I’m not sure whether this neighbour ever knew. To this day I bet they had no idea that those raspberries growing along the fence of their mostly neglected and unused backyard are associated with one of the most wonderful, delicious memories of my childhood. Memories also involving Sunday drives in the city, sunburns, side ponytails, jelly shoes, backyard wrestling, the smell of my Granny’s pot roast wafting from the windows of her little house on Craiglee Drive and the sound of her voice in her Irish accent saying “Don’t be picking too many of those raspburries now or the neighbours’ll be cross with ye!”.

Raspberries in a dish

I’m always seeing such unique and delicious sounding recipes on Pinterest for various delicious frozen treats and that inspired me to create my own freezer dessert on a stick. I incorporated two of my favourite flavours – raspberry and lime and also made them with the potential to be raw, vegan, dairy free, refined sugar free and paleo friendly. Why? Because I think everyone should enjoy these.
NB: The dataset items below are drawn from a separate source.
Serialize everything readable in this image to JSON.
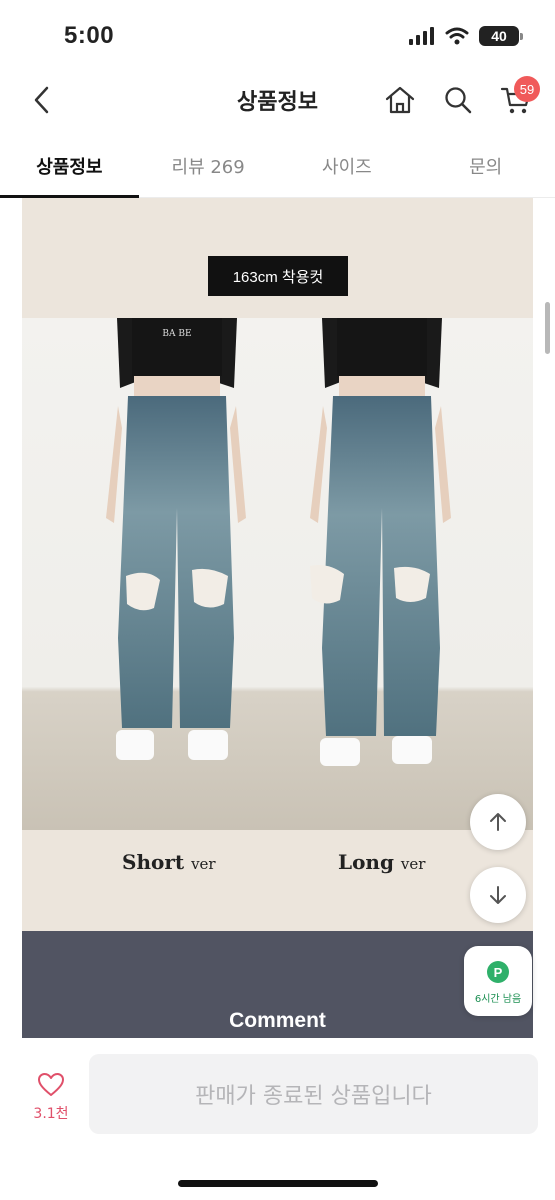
{
  "status_bar": {
    "time": "5:00",
    "battery": "40"
  },
  "header": {
    "title": "상품정보",
    "cart_count": "59"
  },
  "tabs": [
    {
      "label": "상품정보",
      "active": true
    },
    {
      "label": "리뷰 269",
      "active": false
    },
    {
      "label": "사이즈",
      "active": false
    },
    {
      "label": "문의",
      "active": false
    }
  ],
  "product_image": {
    "size_label": "163cm 착용컷",
    "short_label": "Short",
    "short_suffix": "ver",
    "long_label": "Long",
    "long_suffix": "ver",
    "comment_label": "Comment",
    "model_shirt_text": "BA BE"
  },
  "point_card": {
    "badge": "P",
    "label": "6시간 남음"
  },
  "bottom_bar": {
    "like_count": "3.1천",
    "sold_out_label": "판매가 종료된 상품입니다"
  },
  "colors": {
    "accent_red": "#f05a5a",
    "like_pink": "#e0506a",
    "point_green": "#2fb06a",
    "band": "#515462",
    "beige": "#ece5dc"
  },
  "icons": [
    "signal-icon",
    "wifi-icon",
    "battery-icon",
    "back-icon",
    "home-icon",
    "search-icon",
    "cart-icon",
    "arrow-up-icon",
    "arrow-down-icon",
    "heart-icon"
  ]
}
Including my own kids who I hope will have some of their own special food related memories because of the things I make. 🙂

vegan Raspberry Popsicle recipe

pink popsicle close up

Luscious Raspberry Lime Freezer Pops – makes 6 large bar style popsicles

– 1.5 cups fresh raspberries
– 1 can full fat coconut milk
– Juice of one lime
– 2 tsp pure vanilla extract (optional)
– 1/4 pure maple syrup or honey.

Pour entire contents of coconut milk into a blender along with the vanilla, lime juice and maple syrup or honey. Blend well until mixture is smooth. Add whole raspberries and blend for a few seconds more. Longer if you want your popsicles smooth, or blend for a shorter time if you want visible fruit chunks. I prefer a little chunk 😉

Pour mixture into popsicle moulds and freeze until bars are solid. When ready to eat, remove from freezer and enjoy!